Most importantly, this mentorship strengthened my confidence as an engineer. Through constant guidance from my mentors, code reviews, architecture discussions, community meetings, and hands-on problem solving, I learned how to approach complex challenges with clarity, break problems into solvable pieces, and design solutions that serve both developers and platform teams. I also gained an appreciation for the culture of open source — where ideas are welcomed, collaboration is encouraged, and every contribution, big or small, moves the project forward.

The experience I gained around Gateway API, Envoy, kgateway, agentgateway, Argo Rollouts and Istio Ambient Mesh will continue to influence my career for years to come.

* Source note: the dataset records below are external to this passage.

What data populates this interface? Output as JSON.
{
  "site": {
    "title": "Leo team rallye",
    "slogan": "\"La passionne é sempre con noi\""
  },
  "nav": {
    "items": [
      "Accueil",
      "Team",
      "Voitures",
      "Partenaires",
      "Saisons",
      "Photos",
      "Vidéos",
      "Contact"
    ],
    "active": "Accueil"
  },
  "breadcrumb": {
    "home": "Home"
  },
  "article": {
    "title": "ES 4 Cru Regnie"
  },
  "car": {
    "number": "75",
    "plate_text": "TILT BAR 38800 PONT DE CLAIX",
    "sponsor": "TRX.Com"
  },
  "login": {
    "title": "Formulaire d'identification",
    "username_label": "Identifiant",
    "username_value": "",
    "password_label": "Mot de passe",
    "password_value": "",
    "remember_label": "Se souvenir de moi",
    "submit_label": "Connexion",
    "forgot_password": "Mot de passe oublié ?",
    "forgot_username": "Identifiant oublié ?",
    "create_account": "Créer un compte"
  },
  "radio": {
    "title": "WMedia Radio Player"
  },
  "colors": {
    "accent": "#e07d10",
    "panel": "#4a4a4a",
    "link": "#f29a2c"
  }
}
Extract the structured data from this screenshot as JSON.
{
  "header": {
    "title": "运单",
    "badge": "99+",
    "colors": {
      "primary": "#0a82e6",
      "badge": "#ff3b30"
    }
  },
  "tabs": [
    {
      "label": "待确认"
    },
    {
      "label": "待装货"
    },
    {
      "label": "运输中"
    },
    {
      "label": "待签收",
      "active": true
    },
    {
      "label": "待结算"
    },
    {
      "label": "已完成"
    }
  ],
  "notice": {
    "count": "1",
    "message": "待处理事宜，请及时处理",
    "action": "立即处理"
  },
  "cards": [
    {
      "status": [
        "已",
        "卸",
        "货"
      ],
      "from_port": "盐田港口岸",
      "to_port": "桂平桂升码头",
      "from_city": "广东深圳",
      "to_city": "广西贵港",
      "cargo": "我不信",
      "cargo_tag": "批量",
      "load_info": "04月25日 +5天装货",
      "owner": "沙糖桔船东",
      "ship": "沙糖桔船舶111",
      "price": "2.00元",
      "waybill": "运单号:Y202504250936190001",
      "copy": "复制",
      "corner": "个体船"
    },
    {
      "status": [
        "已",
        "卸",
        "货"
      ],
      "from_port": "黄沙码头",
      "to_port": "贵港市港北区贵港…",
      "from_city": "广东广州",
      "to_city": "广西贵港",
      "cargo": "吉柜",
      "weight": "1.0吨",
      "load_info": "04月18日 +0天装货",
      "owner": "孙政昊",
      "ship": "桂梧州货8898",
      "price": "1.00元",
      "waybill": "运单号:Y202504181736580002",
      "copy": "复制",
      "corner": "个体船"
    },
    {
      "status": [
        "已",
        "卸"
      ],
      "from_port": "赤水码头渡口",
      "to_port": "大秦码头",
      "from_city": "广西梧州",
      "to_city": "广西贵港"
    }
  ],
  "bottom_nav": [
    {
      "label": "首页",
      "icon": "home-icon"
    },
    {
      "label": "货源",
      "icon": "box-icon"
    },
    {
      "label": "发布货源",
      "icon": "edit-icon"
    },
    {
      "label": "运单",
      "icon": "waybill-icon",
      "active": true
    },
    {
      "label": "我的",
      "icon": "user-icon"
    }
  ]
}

But beyond the technical depth, the mentorship taught me the value of community, communication, and consistency. This mentorship has been one of the most meaningful steps in my cloud-native journey. Working closely with the kgateway community gave me the opportunity to contribute to real features, solve practical problems, and understand how modern API gateways are evolving around security, governance, and interoperability. From improving documentation and debugging exAuth policies to helping with the v2.1 release, building security demos, and integrating Argo Rollouts with agentgateway. I am deeply grateful to my mentors, the kgateway community, and the CNCF for trusting me with this opportunity and for helping me grow as an open-source contributor.

This is not the end — just the beginning. I will be continuing my regular contributions, sharing what I’ve learned with the community, and helping the kgateway Project evolve as it grows. The journey has been inspiring, and I’m really excited to keep building, collaborating, and contributing to the future of kgateway, aganetgateway and all cloud-native technologies.